Vielleicht hatte er sich doch mit den Falschen angelegt. Er schien mitten in ein Wespennest gestochen zu haben in seiner Recherche. Er hatte endgültig den Mörder seiner Jugendfreundin finden wollen. Deren Ermordung war eine schmerzliche Erinnerung, die er nur schwer aus seinem Kopf streichen konnte. Er erinnerte sich noch an jedes Detail. Er erinnerte sich daran, wie er hilflos auf dem Boden gelegen hatte, festgekettet an einem Stahlpfeiler und ihr nicht helfen konnte, als man sie erst vergewaltigte und dann umbrachte. Ihn hatten sie liegengelassen, neben der Leiche seiner Freundin. Wahrscheinlich waren sie davon ausgegangen, dass er an den Drogen verrecken würde, die man ihm verabreicht hatte. Erst nach zwei Tagen wurde er gefunden. Er hatte sich damals geschworen, dass er ihren Mörder finden würde, doch erst nach nun fast siebzehn Jahren war er auf die Russen gestoßen, die die Unterwelt Helsinkis fest im Griff hatten.

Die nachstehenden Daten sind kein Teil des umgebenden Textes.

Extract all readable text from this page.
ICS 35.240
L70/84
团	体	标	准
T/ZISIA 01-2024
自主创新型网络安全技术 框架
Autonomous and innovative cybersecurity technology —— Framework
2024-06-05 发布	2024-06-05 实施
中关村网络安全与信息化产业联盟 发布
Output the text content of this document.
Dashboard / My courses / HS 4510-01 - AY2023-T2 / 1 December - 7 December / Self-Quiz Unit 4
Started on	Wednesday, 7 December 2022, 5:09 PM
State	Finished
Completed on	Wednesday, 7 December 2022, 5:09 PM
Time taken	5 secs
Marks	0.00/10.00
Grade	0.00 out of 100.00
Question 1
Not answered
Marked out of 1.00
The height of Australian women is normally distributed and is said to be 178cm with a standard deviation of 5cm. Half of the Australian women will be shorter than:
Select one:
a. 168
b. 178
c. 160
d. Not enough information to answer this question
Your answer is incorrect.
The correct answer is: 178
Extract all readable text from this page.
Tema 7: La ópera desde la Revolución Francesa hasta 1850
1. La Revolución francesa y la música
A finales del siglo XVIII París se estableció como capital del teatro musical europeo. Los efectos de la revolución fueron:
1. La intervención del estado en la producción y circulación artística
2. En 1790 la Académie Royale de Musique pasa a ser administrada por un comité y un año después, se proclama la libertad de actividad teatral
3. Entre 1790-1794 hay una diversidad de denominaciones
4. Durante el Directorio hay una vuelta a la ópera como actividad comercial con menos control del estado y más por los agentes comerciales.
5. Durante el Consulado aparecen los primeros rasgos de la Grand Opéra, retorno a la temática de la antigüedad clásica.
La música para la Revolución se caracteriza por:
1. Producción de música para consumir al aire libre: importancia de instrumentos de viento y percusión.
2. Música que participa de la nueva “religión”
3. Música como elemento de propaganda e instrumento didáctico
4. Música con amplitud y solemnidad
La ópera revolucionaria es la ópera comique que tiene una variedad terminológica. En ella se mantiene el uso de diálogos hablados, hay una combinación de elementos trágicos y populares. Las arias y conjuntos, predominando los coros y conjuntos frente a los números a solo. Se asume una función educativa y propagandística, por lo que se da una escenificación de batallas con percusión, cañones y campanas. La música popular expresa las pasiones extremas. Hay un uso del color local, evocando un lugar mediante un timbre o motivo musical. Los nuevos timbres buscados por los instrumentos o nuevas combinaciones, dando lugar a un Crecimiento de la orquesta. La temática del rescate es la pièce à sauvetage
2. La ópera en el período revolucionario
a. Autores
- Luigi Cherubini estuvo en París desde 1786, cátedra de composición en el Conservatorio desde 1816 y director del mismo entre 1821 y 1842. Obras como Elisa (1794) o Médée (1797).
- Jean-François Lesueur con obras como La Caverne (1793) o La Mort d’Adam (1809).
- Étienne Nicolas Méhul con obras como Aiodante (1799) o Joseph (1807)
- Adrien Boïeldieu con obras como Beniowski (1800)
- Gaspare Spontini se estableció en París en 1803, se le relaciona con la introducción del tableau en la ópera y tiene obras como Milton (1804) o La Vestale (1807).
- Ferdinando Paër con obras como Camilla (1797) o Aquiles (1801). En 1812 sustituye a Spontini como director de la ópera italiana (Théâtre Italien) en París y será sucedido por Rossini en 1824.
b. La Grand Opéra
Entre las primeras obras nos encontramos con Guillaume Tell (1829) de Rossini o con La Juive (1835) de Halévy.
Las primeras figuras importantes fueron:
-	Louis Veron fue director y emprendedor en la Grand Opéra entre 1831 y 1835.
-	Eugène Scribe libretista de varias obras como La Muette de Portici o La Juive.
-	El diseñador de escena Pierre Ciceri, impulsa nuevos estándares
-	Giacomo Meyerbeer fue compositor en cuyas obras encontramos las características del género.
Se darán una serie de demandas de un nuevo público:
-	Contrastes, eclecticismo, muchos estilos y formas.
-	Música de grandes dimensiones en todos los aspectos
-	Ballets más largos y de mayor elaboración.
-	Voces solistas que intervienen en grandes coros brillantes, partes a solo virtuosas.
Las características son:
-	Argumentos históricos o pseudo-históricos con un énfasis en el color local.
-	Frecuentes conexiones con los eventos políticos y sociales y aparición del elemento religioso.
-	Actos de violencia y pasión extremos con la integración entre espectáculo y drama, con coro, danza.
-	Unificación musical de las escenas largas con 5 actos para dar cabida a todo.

»Du willst mich doch wohl nicht ermorden?«, rief er flapsig in die Halle hinein. Es wäre dumm, sich seine Nervosität anmerken zu lassen. »Ich bin doch nur hier, um mit die über ein mögliches Geschäft zu reden.«
Er vernahm Schritte und eine Person trat hinter einer gemauerten Zwischenwand hervor.
»Man kann nie wissen … ich bin auf alle Eventualitäten vorbereitet.«
Ivanov, der laut seinen Informationen der Boss der Russenmafia war, strich sich über die kurzen grauen Haare und zündete sich eine Zigarre an. Er trat auf ihn zu. »Ich würde vorschlagen, als Erstes lässt du Ilja gehen.«
»Was hätte ich davon?« Janne drückte das Messer etwas fester gegen Iljas Hals.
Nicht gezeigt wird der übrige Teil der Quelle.